4.2 Performance Evaluation for Face Sketch Recognition

From the analysis presented in the previous section, we consider that the average pooling descriptor from the third convolutional layer in block 8 (b8-avg) provides the best compromise between accuracy and efficiency; therefore we will use it for the experiments on face sketch recognition. Our goal here is to study the performance of these descriptors in a different problem for which the network was not trained for.

Fig. 2.
figure 2

Images from the PRIP-VSGC database.

Table 2. Recognition rate (%) at Rank-10 in PRIP-VSGC for sketch vs. image

For the face sketch recognition evaluation we used the PRIP Viewed Software-Generated Composite (PRIP-VSGC) [4] dataset (see Fig. 2), which was created from photographs from 123 subjects from the AR database and three composites created for each subject using FACES (American and Asian users) and Identi-Kit softwares.

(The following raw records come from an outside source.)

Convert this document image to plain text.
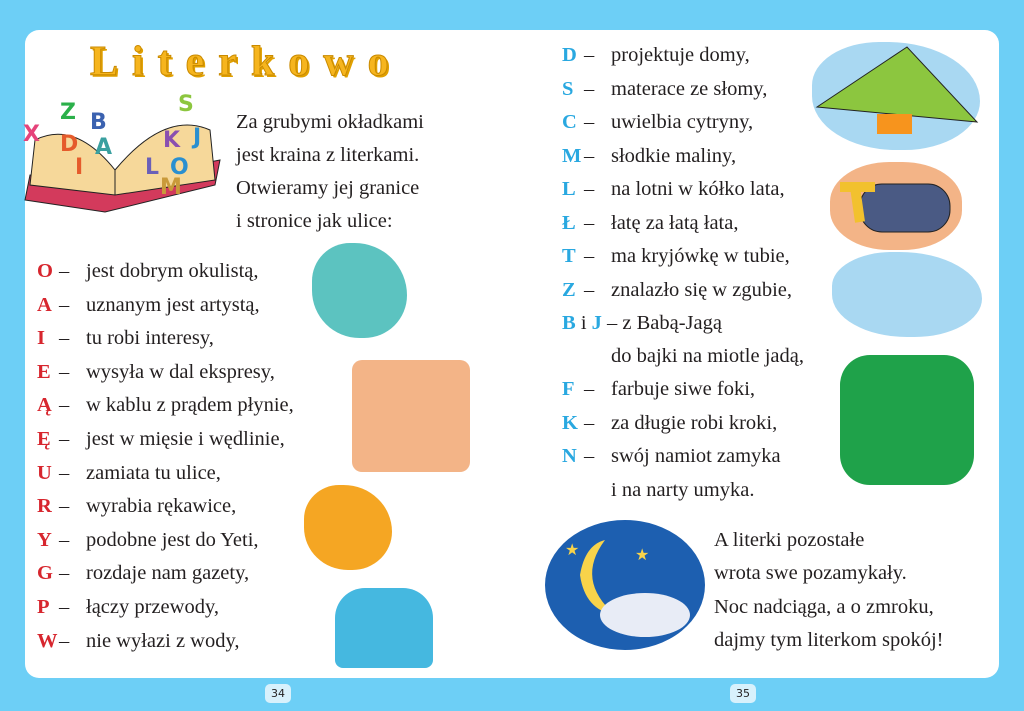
Literkowo
Z B
X D A
I
S
K J
L O
M
Za grubymi okładkami
jest kraina z literkami.
Otwieramy jej granice
i stronice jak ulice:
O – jest dobrym okulistą,
A – uznanym jest artystą,
I – tu robi interesy,
E – wysyła w dal ekspresy,
Ą – w kablu z prądem płynie,
Ę – jest w mięsie i wędlinie,
U – zamiata tu ulice,
R – wyrabia rękawice,
Y – podobne jest do Yeti,
G – rozdaje nam gazety,
P – łączy przewody,
W – nie wyłazi z wody,
D – projektuje domy,
S – materace ze słomy,
C – uwielbia cytryny,
M – słodkie maliny,
L – na lotni w kółko lata,
Ł – łatę za łatą łata,
T – ma kryjówkę w tubie,
Z – znalazło się w zgubie,
F – farbuje siwe foki,
K – za długie robi kroki,
N – swój namiot zamyka
B i J – z Babą-Jagą
do bajki na miotle jadą,
i na narty umyka.
A literki pozostałe
wrota swe pozamykały.
Noc nadciąga, a o zmroku,
dajmy tym literkom spokój!
★	★
34	35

Both mug-shots and sketches were normalized to the size required by the VGG-Face network. With the aim of comparison, we used the experimental protocol in [9], which takes as gallery the 123 subjects mugshots and as probe the sketches. Since in this case the image modality is very different from the original training of the network, we also evaluate previous layers representations, i.e.: the second layer from the same 8th block (b8-c2-avg) and the second layer from the 7th block (b7-c2-avg). The obtained results for each descriptor with and without metric learning are depicted in Table 2. It can be seen in Table 2 that in general the performance is improved by using lower layers, except for the American users, in which the sketches are more similar to the original images. Due to this higher resemblance to real photos, this can be expected, since for higher layers the network is more specialized. When using lower layers, the improvement is particularly larger for the Identi-Kit software, where the sketches are more different from real face images, they seem more like a drawing. Therefore, the lower layers which are less specialized for face images than the upper layers, are able to represent better the different face modalities. In general it is corroborated that the use of a metric learning is of particular importance since it is able of emphasize the discriminative information from the descriptors. The results are comparable with the ones obtained in [9], where a more specialized approach specifically trained for face sketch recognition was used. Besides, it is highly convenient that the intrinsic dimensionality achieved by the selected convolutional features is very low, and therefore the final representations can be very compact with a low memory footprint.

5 Conclusions

In this paper we study different approaches to exploit the information provided by a pre-trained convolutional network as well as its application for other domains with some similarities to the one for which the network was trained for. From our analysis, we found that the best performing features from the network were obtained with an average pooling descriptor from the last convolutional block. This representation is more compact and by applying PCA a very low dimensional representation can be obtained maintaining a high discriminative power. This can be useful for specific applications such as large scale face recognition. Besides, we found that by using intermediate representations vector normalization does not provide good results. In the case of heterogeneous face recognition we found that the pre-trained network performs similar to state-of-the-art approaches, after learning a metric for the specific problem with the provided features. We also found that lower blocks are better for problems where the imaging modality is more different from the one used for training the network. The explanation for this is that in top blocks the network is more specialized for the problem that it was trained for.